I made up the stories, but it got me noticed. A few appearances on Have I got News for You and hey presto I was editor of The Spectator magazine and elected to Parliament for Michael Heseltine’s old seat. Frankly, Westminster bored me. However, I had the time to make lots of new female acquaintances.

In 2006, I campaigned to become rector of the University of Edinburgh, but those jocks voted me into third place behind some Green chappy and another journalist. Then The Spectator’s new chief executive, Andrew “Brillo” Neil, fired me for not paying enough attention to the magazine. Fortunately, I convinced The Telegraph to raise my fee to £5000 per column, so I wasn’t too out of pocket.

Next, I tried being mayor of London, but my destiny lay elsewhere. Back in Parliament in 2015, I was in position to lead the campaign during the European referendum. After a quick flick of a coin, I came out for Brexit.

The rest, as they say, is history. Theresa made me foreign secretary and I have to admit that few holders of that august office of state have made so many headlines in so short a time in the post. Fortunately, after my principled resignation, I was able to secure another lucrative weekly column from The Telegraph, for a fee of £275,000.

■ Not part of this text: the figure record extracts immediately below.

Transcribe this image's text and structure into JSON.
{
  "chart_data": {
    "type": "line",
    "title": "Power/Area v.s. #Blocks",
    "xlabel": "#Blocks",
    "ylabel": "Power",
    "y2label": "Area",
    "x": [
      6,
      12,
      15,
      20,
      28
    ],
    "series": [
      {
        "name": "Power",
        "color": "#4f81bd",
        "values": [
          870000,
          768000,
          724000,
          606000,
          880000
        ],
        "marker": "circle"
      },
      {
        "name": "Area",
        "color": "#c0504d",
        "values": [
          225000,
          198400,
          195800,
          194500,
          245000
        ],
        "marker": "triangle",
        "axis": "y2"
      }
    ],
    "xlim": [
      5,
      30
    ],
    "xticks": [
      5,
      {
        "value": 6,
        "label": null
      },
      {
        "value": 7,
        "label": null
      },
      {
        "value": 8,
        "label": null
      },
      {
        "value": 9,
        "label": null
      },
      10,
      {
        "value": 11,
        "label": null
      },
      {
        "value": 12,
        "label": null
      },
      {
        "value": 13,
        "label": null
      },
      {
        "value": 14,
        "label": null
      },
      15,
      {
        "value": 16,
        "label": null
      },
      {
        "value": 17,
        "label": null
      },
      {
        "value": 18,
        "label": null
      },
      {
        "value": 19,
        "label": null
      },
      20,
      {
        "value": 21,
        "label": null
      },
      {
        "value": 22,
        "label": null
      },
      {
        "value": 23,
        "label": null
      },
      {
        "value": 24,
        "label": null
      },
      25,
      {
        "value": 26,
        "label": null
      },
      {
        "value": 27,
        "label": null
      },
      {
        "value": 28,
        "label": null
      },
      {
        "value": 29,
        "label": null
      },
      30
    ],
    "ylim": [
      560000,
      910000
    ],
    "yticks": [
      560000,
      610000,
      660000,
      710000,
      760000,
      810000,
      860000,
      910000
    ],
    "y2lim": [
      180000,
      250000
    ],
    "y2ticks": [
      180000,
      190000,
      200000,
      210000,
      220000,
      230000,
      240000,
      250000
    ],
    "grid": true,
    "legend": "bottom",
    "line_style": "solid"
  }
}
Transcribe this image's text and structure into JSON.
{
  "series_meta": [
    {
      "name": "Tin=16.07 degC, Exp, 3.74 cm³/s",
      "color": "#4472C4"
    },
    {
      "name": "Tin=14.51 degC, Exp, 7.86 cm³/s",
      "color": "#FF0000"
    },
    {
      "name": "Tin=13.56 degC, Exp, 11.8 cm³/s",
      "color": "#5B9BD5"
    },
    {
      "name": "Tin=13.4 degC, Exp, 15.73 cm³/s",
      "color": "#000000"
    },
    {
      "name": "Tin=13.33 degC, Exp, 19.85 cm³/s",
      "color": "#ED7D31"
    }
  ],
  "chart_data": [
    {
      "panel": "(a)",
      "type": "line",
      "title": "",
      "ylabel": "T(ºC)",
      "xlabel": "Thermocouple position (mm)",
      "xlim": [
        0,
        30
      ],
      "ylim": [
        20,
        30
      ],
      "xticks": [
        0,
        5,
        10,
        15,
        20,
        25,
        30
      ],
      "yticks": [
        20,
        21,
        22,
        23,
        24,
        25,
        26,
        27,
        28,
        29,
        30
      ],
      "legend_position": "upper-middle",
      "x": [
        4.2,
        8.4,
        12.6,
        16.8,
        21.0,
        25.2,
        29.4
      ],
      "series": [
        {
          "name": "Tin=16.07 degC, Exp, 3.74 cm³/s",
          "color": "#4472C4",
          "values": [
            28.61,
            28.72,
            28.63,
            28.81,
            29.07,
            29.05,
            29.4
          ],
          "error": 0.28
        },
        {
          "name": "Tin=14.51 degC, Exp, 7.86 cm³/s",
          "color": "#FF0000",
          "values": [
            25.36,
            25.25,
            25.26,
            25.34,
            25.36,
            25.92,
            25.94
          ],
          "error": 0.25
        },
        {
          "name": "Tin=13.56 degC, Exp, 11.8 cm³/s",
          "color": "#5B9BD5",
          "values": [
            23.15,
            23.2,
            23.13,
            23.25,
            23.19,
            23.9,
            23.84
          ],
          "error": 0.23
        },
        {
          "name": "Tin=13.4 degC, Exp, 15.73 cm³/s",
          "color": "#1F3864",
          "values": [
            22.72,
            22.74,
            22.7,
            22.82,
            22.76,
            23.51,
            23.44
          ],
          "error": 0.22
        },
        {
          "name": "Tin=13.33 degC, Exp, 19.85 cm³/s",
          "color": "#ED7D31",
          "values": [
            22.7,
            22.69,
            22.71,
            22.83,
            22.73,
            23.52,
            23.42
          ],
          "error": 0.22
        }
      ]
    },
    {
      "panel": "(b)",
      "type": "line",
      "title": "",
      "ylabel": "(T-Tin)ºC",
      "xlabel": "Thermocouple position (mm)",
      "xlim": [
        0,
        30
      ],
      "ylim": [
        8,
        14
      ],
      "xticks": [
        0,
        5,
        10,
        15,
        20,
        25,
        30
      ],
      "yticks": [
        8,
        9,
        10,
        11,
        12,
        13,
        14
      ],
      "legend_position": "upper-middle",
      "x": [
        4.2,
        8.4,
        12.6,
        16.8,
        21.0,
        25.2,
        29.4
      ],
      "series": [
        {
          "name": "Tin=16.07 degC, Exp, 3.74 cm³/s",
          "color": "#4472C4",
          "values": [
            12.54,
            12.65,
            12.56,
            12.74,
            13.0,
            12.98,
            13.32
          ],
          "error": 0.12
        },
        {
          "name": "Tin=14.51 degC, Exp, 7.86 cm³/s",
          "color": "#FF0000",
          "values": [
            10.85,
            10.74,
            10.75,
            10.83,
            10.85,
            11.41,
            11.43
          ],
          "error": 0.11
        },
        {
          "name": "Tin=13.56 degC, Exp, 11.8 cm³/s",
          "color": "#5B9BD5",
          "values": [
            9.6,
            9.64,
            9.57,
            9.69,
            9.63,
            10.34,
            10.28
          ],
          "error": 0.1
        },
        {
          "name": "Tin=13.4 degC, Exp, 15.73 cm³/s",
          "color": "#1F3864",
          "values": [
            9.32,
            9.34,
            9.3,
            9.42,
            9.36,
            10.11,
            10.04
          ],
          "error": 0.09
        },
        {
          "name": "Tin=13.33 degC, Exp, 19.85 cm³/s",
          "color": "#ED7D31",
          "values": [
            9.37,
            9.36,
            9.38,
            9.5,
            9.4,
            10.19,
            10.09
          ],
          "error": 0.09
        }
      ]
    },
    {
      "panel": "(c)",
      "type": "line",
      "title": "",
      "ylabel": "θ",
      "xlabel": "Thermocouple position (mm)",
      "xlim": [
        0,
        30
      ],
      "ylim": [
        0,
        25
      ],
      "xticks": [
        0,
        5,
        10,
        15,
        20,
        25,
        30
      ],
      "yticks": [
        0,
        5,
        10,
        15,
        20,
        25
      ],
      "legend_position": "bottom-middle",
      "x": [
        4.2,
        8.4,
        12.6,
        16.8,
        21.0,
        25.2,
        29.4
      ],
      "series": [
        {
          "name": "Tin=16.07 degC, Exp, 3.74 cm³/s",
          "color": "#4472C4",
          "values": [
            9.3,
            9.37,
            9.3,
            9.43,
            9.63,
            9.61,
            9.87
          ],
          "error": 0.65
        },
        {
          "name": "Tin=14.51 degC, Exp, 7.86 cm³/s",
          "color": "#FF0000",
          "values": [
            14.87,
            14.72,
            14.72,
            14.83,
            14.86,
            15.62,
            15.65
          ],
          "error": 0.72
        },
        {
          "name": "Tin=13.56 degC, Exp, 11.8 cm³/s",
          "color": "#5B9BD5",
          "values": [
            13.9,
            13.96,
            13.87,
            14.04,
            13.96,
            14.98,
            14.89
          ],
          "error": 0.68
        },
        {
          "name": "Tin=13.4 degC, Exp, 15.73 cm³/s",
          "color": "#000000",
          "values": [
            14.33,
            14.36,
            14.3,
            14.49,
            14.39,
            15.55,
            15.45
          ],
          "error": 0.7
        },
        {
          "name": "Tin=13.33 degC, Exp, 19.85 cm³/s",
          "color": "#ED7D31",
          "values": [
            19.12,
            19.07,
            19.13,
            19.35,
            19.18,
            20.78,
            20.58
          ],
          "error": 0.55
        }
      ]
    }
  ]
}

Finally came the fateful year 2019, when destiny at last knocked on my door. My apprenticeship had been a long one. Like Churchill I had my years in the political wilderness, especially when that weed Cameron was in charge. Like Winston, I have had my Gallipoli moment – being fired from The Times and The Spectator for incompetence or lying. Like Churchill I have devoted myself to producing great literature – he to winning a Nobel Prize, myself to appearing on chat shows. But both of us were loved by the English people for our intellect, courage, determination, fortitude and above all principles. Plus, I possessed blond hair.

True, Winston offered a Franco-British Union in 1940 but I like to think of his bombarding the Vichy Fleet as a more appropriate historical parallel with my hard Brexit of October 2019. Many politicians and commentators believed it was impossible to achieve a no-deal Brexit in a hung parliament. But they underestimated the sheer desperation of a disintegrating Conservative Party’s desire to cling to power – regardless of the economic consequences. It was my destiny to cross the Rubicon and lead the second Charge of the Light Brigade.